Temui Ketua DPD RI, Aktivis Permahi Tolak IKN dan Penundaan Pemilu

Ferry Santoso
19/03/2022, 09:08 WIB
Last Updated 2022-03-19T02:09:06Z
JAKARTA - Aktivis Perhimpunan Mahasiswa Hukum Indonesia (Permahi) dengan tegas menolak Ibu Kota Negara (IKN) Nusantara di Penajam Paser Utara, Kalimantan Timur, saat menemui Ketua DPD RI, AA LaNyalla Mahmud Mattalitti, Jumat (18/3/2022). 

Permahi juga menolak perpanjangan masa jabatan Presiden tiga periode. 

Saat menemui aktivis Permahi, Ketua DPD RI didampingi Staf Khusus Ketua DPD RI, Togar M Nero serta Kepala Biro Pimpinan DPD RI Sanherif Hutagaol dan Kepala Biro Humas DPD RI Mahyu Darma. 

Dari Permahi, hadir Ketua DPN Permahi Syaiful Salim, Sekjen DPN Permahi Andi M, Bidang Advokasi Permahi Meky Yadi Saputra, Sekretaris LKBH DPN Permahi A Tri Priyo Wicaksono, Bidang Media dan Publikasi DPN Permahi Eko Prasetyo dan Kabid Diklat DPN Permahi Deshandra Yusuf. 

ketua DPN Permahi, Syaiful Salim, menjelaskan lembaganya telah membuat kajian secara mendalam terhadap persoalan yang telah diputuskannya tersebut.
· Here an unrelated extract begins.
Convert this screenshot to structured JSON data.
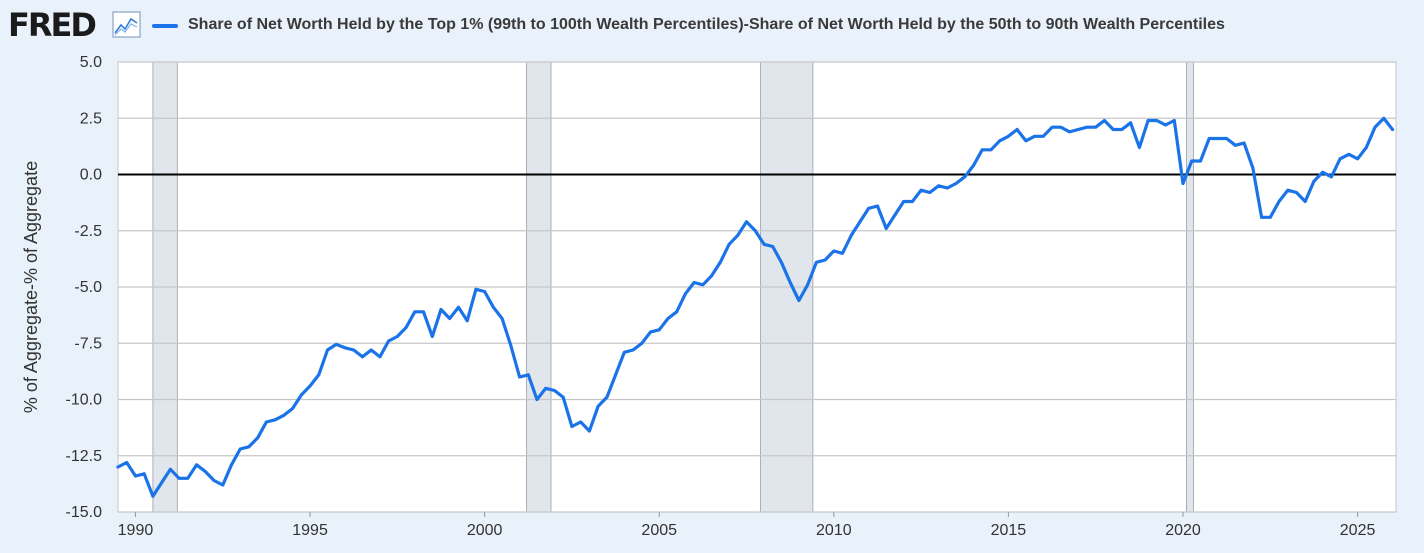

Pertama, mengenai pemindahan IKN Nusantara, Syaiful menyebut IKN merupakan pusat ekonomi, selain ibu kota. 

"Sebagai pusat ibu kota dan pusat ekonomi, DKI Jakarta menyumbang 56 persen PDB. Maka, akan ada pemindahan besar-besaran ke Kalimantan, dengan pendatang yang begitu banyak," katanya. 

Menurutnya, dalih pemerataan pembangunan dapat terbantahkan. Bahkan, hal tersebut menunjukkan jika program pemerintah tak berjalan dengan baik. 

"Dalih pemerataan pembangunan saya kira absurd. Secara sosiologis dan geografis terbantahkan. Ada dana DAU dan DAK serta UU Nomor 1 Tahun 2002 tentang Keuangan Daerah. Dana-dana tersebut untuk pemerataan pembangunan daerah. Secara tidak langsung, pemindahan ibu kota mengesampingkan program yang sudah dijalankannya sendiri," kata dia. 

Syaiful menilai dari aspek urgensi, tak ada alasan kuat ibu kota dipindahkan. 

Soal penundaan pemilu, Syaiful bersikukuh agar pemilu dilaksanakan sesuai agenda, yakni tahun 2024. 

"Kami bersikukuh itu harus dijalankan. Tak boleh ada penundaan pemilu," tegas dia. 

Hal lainnya yang juga disinggung Syaiful adalah dampak yang ditimbulkan akibat tak efektifnya pendamping desa.

"Akibatnya terjadi korupsi yang berimbas pada tata kelola keuangan daerah. Kami melihat DPD RI ini tagline-nya dari Daerah untuk Indonesia. Maka, kami menyampaikan ke Pak LaNyalla," papar dia. 

Ketua DPD RI, AA LaNyalla Mahmud Mattalitti, menyatakan sejak awal menolak penundaan pemilu. Bahkan, katanya, DPD RI telah menyuarakan secara lantang agar pemilu tetap berjalan sesuai yang telah ditetapkan. 

"Itu sudah saya nyatakan berulang kali di media. Kami menolak penundaan pemilu," katanya. 

Bahkan, katanya, ia siap adu data dengan Menko Marves Luhut Binsar Panjaitan mengenai Big Data yang disebutnya menginginkan adanya sekitar 110 juta penundaan pemilu. 

"Saya siap adu data. Kami punya Big Data rinci dan detail," tegasnya. 

Senator asal Jawa Timur itu juga menyayangkan pemerintah terburu-buru memindahkan ibu kota ke Kalimantan, di kala masyarakat tengah susah imbas pandemi Covid-19. 

"Lebih baik uang itu dialihkan untuk kepentingan masyarakat yang sangat mendasar, semisal minyak goreng dan sejumlah komoditas lainnya yang hilang di pasaran," kata LaNyalla.